Or le développement même de ce type de gestion accentue en retour la direction prise par la
volatilité de chacune des actions. Ainsi, plus le style minimum-variance est répandu, plus il est
efficace. Et comme plus il est efficace, plus il est populaire, on aura reconnu ici un facteur de
convexité typique des dynamiques de bulle. Le moment arrive où la valorisation n’a plus
aucune pertinence et seuls les flux de marchés permettent d’anticiper l’évolution future des
prix, comme lors de la bulle du crédit à partir de 2006.
La « croissance
défensive », et
pourquoi pas « le
feu qui mouille »
La valorisation des actions dites « défensives » est aujourd’hui complètement déconnectée
des fondamentaux.
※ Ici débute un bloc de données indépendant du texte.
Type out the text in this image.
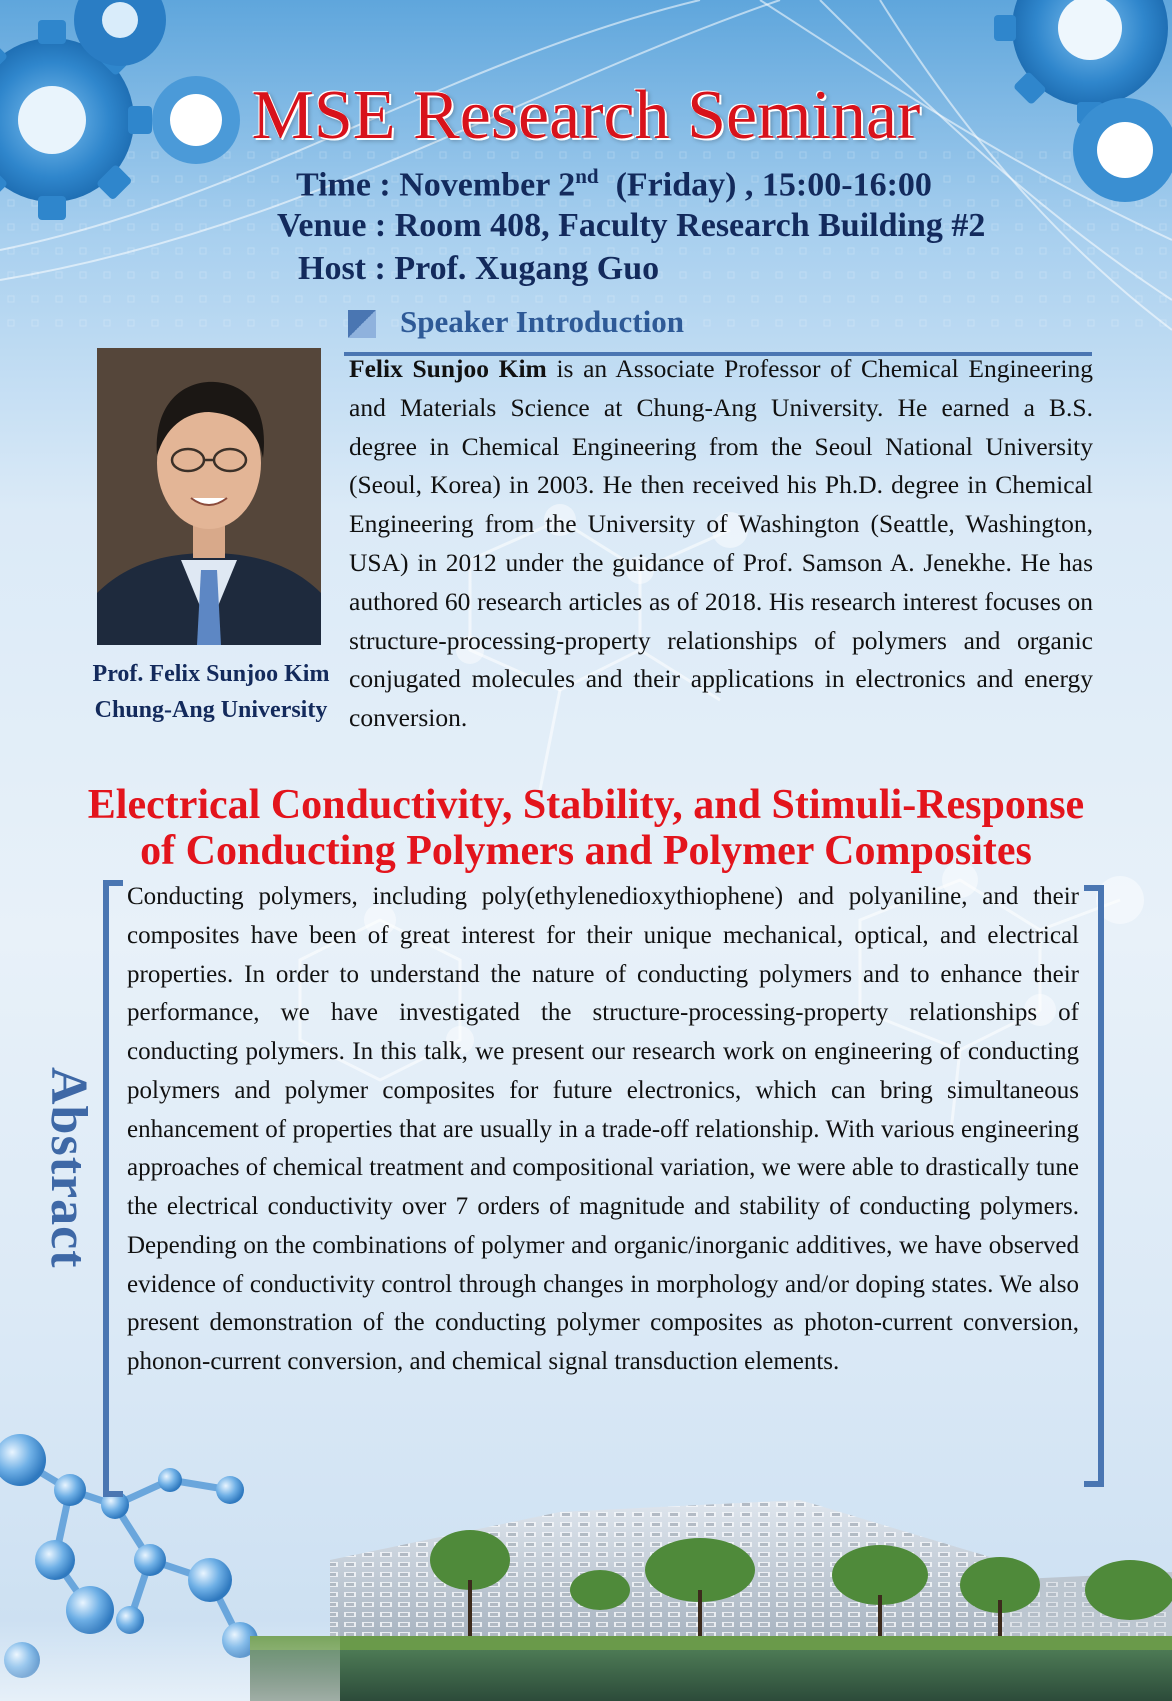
MSE Research Seminar
Time : November 2nd (Friday) , 15:00-16:00
Venue : Room 408, Faculty Research Building #2
Host : Prof. Xugang Guo
Speaker Introduction
Prof. Felix Sunjoo Kim
Chung-Ang University

Felix Sunjoo Kim is an Associate Professor of Chemical Engineering and Materials Science at Chung-Ang University. He earned a B.S. degree in Chemical Engineering from the Seoul National University (Seoul, Korea) in 2003. He then received his Ph.D. degree in Chemical Engineering from the University of Washington (Seattle, Washington, USA) in 2012 under the guidance of Prof. Samson A. Jenekhe. He has authored 60 research articles as of 2018. His research interest focuses on structure-processing-property relationships of polymers and organic conjugated molecules and their applications in electronics and energy conversion.

Electrical Conductivity, Stability, and Stimuli-Response
of Conducting Polymers and Polymer Composites
Abstract

Conducting polymers, including poly(ethylenedioxythiophene) and polyaniline, and their composites have been of great interest for their unique mechanical, optical, and electrical properties. In order to understand the nature of conducting polymers and to enhance their performance, we have investigated the structure-processing-property relationships of conducting polymers. In this talk, we present our research work on engineering of conducting polymers and polymer composites for future electronics, which can bring simultaneous enhancement of properties that are usually in a trade-off relationship. With various engineering approaches of chemical treatment and compositional variation, we were able to drastically tune the electrical conductivity over 7 orders of magnitude and stability of conducting polymers. Depending on the combinations of polymer and organic/inorganic additives, we have observed evidence of conductivity control through changes in morphology and/or doping states. We also present demonstration of the conducting polymer composites as photon-current conversion, phonon-current conversion, and chemical signal transduction elements.
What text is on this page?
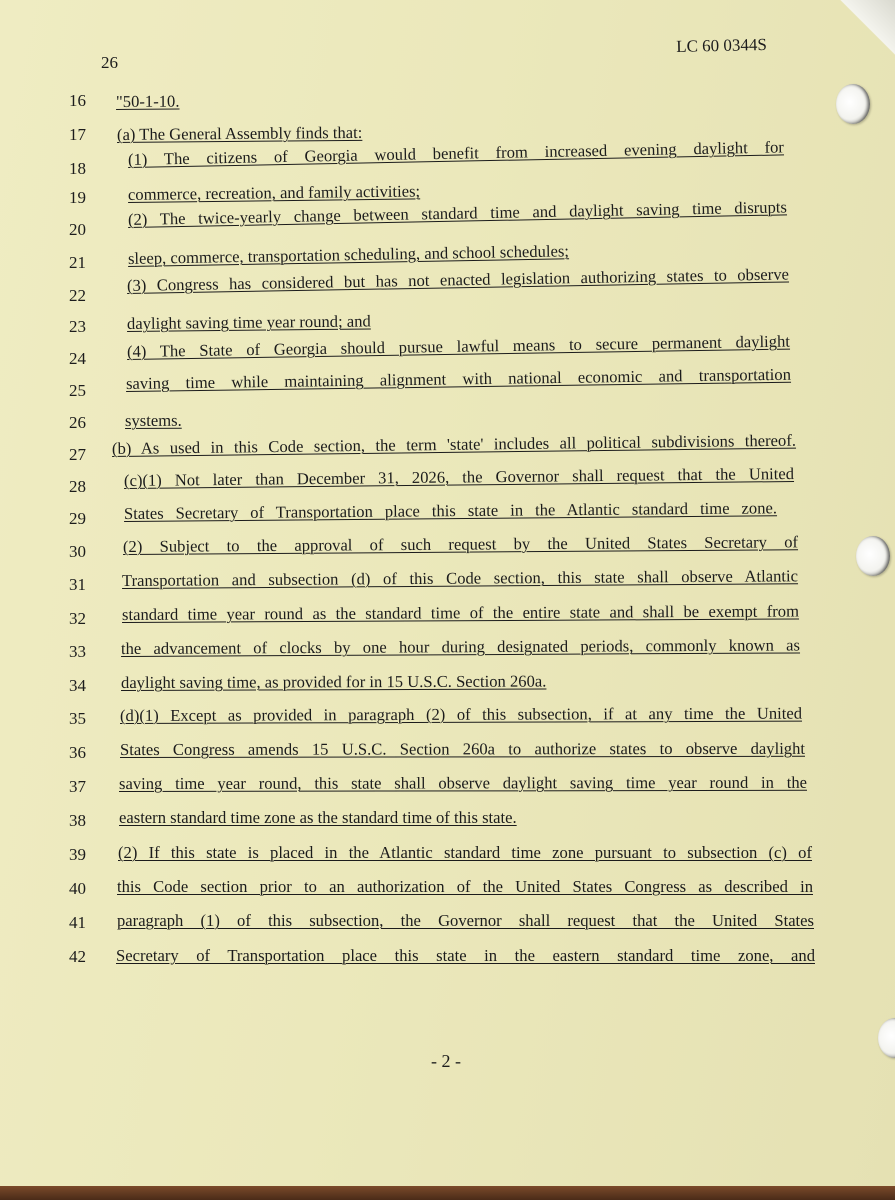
26
LC 60 0344S
16
17
18
19
20
21
22
23
24
25
26
27
28
29
30
31
32
33
34
35
36
37
38
39
40
41
42
"50-1-10.
(a) The General Assembly finds that:
(1) The citizens of Georgia would benefit from increased evening daylight for
commerce, recreation, and family activities;
(2) The twice-yearly change between standard time and daylight saving time disrupts
sleep, commerce, transportation scheduling, and school schedules;
(3) Congress has considered but has not enacted legislation authorizing states to observe
daylight saving time year round; and
(4) The State of Georgia should pursue lawful means to secure permanent daylight
saving time while maintaining alignment with national economic and transportation
systems.
(b) As used in this Code section, the term 'state' includes all political subdivisions thereof.
(c)(1) Not later than December 31, 2026, the Governor shall request that the United
States Secretary of Transportation place this state in the Atlantic standard time zone.
(2) Subject to the approval of such request by the United States Secretary of
Transportation and subsection (d) of this Code section, this state shall observe Atlantic
standard time year round as the standard time of the entire state and shall be exempt from
the advancement of clocks by one hour during designated periods, commonly known as
daylight saving time, as provided for in 15 U.S.C. Section 260a.
(d)(1) Except as provided in paragraph (2) of this subsection, if at any time the United
States Congress amends 15 U.S.C. Section 260a to authorize states to observe daylight
saving time year round, this state shall observe daylight saving time year round in the
eastern standard time zone as the standard time of this state.
(2) If this state is placed in the Atlantic standard time zone pursuant to subsection (c) of
this Code section prior to an authorization of the United States Congress as described in
paragraph (1) of this subsection, the Governor shall request that the United States
Secretary of Transportation place this state in the eastern standard time zone, and
- 2 -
Pernod Ricard à 18 de PE est un exemple de valeur défensive parmi tant
d’autres. A défaut d’imaginer que la terre entière devienne alcoolique, rien ne justifie une
telle cherté. En suivant les conseils d’Audiard mis dans la bouche de Lino Ventura dans les
Tontons Flingueurs, on reconnait les bulles au fait qu’elles osent tout. Ainsi, le concept de
« croissance défensive » est aujourd’hui mis en avant pour justifier l’incroyable détention de
valeurs défensives. La réalité est que le marché tout entier est surinvesti sur des actions ayant
un PE de 20 et une croissance de seulement 5%. L’invention de nouveaux concepts fumeux
n’y changera rien. Par définition, des actions sont « défensives » si la croissance de leurs
résultats est stable et donc modérée. Mettre en avant la perspective d’une croissance plus
forte demain disqualifie leur caractère défensif aujourd’hui.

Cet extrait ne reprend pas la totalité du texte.